Living It Up on Fat Tuesday!
Shake off the winter doldrums with a festive Mardi Gras party.
Mid-winter is the perfect time for a party. So mark your calendar for February 25, Mardi Gras! Traditionally this party—actually a lavishly staged carnival—is associated with New Orleans where they really do it up big with huge parades, a flotilla of fabulous floats, outrageous costumes, over-the-top jazz bands and lots of great street foods. But the real reason for Mardi Gras is that it is the day before the austere season of Lent, and, for a lot of people, that means giving up many pleasures for the next forty days until Easter.

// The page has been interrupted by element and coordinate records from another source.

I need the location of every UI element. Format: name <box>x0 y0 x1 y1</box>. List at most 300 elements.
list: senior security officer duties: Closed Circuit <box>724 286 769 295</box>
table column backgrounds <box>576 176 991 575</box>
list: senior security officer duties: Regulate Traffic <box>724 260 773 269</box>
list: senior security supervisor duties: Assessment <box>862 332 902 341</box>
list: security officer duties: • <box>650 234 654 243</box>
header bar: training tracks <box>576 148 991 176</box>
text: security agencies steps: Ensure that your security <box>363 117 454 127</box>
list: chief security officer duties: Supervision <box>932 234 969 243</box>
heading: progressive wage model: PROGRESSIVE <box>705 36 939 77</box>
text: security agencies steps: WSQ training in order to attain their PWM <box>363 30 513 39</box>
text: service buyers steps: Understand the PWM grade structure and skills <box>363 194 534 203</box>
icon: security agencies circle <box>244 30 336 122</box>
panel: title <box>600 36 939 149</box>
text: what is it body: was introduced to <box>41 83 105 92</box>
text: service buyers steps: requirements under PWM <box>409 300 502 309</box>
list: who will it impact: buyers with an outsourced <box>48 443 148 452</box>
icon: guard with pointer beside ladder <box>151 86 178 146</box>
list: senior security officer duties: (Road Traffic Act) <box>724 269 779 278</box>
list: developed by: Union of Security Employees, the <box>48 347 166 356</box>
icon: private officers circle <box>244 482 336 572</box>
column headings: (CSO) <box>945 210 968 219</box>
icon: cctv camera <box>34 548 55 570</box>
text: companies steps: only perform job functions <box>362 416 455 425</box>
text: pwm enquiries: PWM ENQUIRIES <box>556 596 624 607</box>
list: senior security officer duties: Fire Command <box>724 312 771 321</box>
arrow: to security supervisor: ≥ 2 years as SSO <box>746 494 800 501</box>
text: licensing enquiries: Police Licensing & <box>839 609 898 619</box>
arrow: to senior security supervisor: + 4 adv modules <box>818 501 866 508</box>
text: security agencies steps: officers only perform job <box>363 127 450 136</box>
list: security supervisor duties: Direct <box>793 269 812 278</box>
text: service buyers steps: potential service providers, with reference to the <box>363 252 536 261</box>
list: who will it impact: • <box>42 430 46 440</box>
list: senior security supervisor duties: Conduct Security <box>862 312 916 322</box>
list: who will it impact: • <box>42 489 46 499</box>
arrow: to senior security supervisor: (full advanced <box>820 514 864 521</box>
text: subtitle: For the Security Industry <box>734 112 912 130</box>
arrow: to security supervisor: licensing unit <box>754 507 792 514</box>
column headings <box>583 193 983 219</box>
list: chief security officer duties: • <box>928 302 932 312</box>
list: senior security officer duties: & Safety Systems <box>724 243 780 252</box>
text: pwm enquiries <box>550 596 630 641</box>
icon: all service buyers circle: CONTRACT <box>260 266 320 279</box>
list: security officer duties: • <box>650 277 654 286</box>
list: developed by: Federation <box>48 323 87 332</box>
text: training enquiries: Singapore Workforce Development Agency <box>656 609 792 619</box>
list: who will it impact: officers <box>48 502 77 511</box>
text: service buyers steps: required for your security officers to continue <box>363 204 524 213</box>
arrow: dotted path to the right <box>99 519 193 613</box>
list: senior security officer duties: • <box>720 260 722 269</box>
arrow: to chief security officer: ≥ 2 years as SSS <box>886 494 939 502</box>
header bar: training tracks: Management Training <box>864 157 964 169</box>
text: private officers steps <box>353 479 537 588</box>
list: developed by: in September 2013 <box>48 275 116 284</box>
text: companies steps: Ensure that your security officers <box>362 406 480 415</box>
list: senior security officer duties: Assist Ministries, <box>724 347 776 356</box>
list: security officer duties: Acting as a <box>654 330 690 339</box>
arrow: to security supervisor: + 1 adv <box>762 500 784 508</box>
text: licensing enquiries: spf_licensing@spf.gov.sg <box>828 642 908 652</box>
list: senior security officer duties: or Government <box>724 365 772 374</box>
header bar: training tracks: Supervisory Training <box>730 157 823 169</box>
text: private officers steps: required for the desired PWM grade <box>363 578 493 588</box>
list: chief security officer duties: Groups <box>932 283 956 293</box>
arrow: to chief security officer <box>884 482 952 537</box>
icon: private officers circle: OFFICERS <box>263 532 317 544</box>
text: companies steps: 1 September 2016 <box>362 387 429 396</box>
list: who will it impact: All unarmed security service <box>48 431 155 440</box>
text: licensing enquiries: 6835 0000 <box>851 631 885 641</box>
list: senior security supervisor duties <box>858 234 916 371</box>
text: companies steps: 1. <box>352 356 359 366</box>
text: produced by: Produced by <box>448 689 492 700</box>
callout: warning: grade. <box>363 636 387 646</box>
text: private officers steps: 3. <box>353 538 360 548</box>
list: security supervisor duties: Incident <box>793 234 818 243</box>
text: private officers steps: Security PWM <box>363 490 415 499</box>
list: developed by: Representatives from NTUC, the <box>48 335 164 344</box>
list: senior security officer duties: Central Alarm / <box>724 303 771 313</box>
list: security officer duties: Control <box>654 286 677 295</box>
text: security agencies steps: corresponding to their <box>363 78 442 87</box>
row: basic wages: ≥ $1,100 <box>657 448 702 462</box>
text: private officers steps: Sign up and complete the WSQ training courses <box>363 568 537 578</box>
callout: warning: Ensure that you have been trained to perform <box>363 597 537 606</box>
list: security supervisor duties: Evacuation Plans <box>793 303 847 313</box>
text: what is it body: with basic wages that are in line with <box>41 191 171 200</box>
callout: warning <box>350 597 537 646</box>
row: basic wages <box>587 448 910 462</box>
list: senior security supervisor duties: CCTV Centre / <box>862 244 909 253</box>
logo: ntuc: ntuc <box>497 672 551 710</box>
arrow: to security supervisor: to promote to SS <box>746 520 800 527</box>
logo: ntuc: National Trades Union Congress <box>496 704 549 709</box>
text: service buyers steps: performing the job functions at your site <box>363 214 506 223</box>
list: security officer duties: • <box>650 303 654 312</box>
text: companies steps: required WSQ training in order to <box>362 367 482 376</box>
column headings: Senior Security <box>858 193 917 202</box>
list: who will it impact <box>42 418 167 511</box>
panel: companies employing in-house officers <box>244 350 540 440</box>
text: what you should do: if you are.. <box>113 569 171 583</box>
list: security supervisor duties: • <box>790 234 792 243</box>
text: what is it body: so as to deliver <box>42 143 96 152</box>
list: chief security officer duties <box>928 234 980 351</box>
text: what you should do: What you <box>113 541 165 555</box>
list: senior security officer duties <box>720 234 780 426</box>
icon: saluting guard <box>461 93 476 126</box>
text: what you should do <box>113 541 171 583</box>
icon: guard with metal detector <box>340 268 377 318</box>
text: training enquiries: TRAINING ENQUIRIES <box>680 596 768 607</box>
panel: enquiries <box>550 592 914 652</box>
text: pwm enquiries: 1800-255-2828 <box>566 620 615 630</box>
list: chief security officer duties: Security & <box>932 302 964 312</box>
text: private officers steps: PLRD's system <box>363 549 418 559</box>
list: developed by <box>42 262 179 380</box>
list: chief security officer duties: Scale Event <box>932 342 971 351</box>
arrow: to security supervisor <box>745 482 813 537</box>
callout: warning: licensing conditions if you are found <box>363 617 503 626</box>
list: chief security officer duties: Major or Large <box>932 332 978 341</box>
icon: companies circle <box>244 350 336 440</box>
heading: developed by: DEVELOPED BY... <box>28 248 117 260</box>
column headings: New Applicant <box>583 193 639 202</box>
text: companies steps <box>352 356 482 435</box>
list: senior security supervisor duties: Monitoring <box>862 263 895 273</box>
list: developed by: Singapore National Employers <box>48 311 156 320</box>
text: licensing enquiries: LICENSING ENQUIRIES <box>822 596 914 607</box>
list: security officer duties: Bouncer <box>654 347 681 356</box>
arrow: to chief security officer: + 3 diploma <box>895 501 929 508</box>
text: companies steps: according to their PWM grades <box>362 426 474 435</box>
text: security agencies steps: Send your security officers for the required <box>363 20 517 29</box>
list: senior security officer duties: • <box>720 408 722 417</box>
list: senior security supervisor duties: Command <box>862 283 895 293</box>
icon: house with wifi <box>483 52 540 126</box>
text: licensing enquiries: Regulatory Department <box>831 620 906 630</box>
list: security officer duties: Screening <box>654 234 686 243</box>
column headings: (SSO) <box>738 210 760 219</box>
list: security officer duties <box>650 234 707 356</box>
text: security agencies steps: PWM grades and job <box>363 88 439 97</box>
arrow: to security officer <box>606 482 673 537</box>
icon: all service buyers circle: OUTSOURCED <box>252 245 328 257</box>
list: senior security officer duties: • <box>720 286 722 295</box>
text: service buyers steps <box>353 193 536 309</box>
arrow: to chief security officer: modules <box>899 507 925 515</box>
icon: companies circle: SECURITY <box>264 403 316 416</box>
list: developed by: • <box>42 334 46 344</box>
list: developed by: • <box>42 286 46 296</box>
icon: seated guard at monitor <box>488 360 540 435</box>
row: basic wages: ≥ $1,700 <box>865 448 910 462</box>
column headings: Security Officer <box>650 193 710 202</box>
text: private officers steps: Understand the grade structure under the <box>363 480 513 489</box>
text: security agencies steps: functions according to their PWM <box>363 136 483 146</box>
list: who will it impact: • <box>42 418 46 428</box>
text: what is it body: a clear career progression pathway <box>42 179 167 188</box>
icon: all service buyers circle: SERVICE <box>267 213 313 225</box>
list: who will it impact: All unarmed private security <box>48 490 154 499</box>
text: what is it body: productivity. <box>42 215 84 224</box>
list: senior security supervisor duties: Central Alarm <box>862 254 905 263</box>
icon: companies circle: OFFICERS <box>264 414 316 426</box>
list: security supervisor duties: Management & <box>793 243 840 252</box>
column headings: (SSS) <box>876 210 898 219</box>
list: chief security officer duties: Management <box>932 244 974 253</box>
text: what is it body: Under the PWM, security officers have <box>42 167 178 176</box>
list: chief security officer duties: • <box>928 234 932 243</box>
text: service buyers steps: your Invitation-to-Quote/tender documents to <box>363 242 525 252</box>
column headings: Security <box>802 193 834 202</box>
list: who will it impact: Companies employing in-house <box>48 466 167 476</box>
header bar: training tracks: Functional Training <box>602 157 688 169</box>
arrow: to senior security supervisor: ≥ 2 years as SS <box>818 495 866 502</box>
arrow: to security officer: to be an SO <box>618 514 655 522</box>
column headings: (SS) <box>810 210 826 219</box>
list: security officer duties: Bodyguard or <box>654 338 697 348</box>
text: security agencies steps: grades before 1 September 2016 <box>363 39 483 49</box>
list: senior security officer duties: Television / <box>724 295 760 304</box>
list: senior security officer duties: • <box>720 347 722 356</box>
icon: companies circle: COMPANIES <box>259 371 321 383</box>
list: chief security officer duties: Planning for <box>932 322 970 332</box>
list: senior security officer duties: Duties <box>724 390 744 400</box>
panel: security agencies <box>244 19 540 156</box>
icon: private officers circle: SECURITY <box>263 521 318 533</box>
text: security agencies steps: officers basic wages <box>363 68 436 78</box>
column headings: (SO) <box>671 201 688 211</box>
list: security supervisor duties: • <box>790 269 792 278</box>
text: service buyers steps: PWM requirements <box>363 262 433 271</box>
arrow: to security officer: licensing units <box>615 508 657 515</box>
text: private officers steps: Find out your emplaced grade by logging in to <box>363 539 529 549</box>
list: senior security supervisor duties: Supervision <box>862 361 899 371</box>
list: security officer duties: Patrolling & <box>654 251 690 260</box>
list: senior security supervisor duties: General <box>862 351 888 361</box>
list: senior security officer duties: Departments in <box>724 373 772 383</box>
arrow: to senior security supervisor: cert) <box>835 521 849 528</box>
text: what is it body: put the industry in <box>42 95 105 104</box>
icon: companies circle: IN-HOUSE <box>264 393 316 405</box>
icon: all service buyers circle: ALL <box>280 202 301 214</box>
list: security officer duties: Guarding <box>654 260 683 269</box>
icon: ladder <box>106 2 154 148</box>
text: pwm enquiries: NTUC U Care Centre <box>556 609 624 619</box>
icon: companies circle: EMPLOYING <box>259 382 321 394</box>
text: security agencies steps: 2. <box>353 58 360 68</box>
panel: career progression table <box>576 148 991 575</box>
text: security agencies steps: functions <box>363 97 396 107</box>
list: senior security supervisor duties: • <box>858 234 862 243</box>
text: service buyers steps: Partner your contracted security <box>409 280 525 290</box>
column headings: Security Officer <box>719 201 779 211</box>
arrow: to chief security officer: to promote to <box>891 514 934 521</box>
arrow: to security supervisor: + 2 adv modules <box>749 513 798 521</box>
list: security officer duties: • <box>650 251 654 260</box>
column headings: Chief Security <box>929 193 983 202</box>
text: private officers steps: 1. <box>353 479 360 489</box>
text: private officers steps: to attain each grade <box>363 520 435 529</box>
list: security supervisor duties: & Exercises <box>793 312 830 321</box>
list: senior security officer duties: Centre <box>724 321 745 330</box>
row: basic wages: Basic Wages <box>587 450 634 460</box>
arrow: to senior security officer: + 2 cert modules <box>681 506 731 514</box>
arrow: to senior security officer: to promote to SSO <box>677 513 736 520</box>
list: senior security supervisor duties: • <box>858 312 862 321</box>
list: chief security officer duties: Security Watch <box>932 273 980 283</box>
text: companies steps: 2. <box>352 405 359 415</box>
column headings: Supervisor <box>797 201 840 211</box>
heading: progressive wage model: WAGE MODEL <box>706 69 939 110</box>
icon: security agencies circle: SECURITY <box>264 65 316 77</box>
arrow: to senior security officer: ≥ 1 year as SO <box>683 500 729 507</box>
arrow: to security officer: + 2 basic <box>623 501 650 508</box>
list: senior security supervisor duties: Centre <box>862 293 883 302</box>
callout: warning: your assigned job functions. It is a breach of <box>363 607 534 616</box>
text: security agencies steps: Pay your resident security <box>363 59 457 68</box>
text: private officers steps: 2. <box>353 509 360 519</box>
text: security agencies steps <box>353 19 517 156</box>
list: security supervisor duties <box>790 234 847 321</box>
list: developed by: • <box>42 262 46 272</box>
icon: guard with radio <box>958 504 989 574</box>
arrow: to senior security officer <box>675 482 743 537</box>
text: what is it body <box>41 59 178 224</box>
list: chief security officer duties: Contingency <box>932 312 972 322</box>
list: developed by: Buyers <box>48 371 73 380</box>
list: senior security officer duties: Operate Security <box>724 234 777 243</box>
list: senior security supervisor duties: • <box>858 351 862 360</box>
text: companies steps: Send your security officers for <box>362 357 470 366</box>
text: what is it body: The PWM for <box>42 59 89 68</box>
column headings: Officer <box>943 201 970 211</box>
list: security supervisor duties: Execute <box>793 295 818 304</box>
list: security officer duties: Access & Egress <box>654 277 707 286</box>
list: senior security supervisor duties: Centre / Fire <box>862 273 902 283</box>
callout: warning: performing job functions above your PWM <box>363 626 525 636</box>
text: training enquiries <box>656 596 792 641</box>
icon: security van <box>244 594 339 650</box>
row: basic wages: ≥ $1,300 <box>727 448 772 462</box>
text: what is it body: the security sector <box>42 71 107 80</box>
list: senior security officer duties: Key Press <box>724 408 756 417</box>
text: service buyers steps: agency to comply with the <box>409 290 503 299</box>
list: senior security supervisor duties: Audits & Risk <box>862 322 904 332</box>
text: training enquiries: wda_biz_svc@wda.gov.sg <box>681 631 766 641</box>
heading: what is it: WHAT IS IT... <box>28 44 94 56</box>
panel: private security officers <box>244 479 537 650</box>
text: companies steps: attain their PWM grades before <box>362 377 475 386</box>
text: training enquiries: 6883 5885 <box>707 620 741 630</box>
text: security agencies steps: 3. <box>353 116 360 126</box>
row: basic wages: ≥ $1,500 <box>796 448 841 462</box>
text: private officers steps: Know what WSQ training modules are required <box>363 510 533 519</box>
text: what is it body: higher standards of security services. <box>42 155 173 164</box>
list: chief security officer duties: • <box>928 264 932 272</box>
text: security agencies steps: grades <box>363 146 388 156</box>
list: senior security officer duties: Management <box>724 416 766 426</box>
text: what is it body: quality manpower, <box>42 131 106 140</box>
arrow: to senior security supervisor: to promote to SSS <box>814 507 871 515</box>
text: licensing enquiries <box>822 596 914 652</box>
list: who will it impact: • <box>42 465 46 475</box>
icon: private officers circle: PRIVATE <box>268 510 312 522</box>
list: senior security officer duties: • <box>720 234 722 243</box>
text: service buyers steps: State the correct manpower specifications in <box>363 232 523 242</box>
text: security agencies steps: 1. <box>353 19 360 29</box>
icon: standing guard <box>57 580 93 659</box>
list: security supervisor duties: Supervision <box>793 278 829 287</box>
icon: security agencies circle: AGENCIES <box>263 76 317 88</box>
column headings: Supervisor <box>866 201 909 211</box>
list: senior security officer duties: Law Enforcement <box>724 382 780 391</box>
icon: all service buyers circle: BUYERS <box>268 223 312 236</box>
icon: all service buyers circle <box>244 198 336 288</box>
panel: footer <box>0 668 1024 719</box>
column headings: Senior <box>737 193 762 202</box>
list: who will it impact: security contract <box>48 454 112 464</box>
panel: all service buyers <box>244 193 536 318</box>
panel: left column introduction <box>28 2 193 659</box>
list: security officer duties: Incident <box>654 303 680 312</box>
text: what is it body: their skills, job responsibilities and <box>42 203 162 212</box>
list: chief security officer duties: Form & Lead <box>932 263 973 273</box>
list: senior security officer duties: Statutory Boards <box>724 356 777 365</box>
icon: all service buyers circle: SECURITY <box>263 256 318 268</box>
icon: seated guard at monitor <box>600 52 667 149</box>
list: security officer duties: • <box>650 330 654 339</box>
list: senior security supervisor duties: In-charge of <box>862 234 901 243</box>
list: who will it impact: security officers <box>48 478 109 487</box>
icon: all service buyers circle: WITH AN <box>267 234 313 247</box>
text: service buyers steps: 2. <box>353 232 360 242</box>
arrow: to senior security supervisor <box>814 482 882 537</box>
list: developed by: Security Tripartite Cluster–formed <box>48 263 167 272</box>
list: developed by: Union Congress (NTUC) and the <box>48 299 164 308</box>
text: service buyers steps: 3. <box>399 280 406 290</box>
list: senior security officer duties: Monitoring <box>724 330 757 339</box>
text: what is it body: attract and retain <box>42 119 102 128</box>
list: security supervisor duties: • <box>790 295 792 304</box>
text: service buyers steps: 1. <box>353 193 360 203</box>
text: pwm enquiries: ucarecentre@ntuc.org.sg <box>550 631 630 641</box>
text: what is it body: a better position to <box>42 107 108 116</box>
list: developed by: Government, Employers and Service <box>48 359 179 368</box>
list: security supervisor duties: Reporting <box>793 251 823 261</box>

Mardi Gras actually means “Fat Tuesday” and the name is self-explanatory: eat and be jolly for tomorrow, Ash Wednesday, the blues will set in.
The origins of Mardi Gras are based in medieval Europe, wending their way through Italy—especially Venice, where Martedi Grasso (Fat Tuesday) is also celebrated in lavish ways—to France and Spain.
It was the seventeenth-century French explorer Jean Baptiste Le Moyne Sieur de Bienville, arriving not far from New Orleans, who claimed a plot of land and named it Pointe du Mardi Gras because it was the night before the traditional French festival of Boeuf Gras or “fatted calf.” Over time, the model for Mardi Gras changed from glittering society balls to the extravagant parades that we see today. Of course, along with all this come party foods and overindulgences, and New Orleans shines in that department. Let’s just say they know how to live it up.
From jambalaya to King Cake and the classic po’ boy (a baguette-style sandwich stuffed with meat, oysters or other fried seafood), New Orleans is the place to be on Shrove Tuesday, another name for the occasion. Everywhere else, it’s just Tuesday.
But if you can’t get to New Orleans to catch those free beads and other plastic trinkets as the floats and revelers go by, why not throw your own Mardi Gras party? Focus on some classic foods, such as the puffy beignets the city is famous for; the dough can be made ahead and refrigerated overnight. Shrimp and grits make a great main course. If you want easy, street, finger food, crab-stuffed mushrooms are just the thing as are spicy, Cajun-spiced meatballs. Make the centerpiece King Cake with its colorful, sprinkled sugars of purple, green and gold—and hope you get the slice with the tiny plastic or porcelain doll that is baked into the cake. Finding the prize will bring you good luck and traditionally means you will be throwing next year’s Mardi Gras!
Laissez les bons temps rouler—let the good times roll!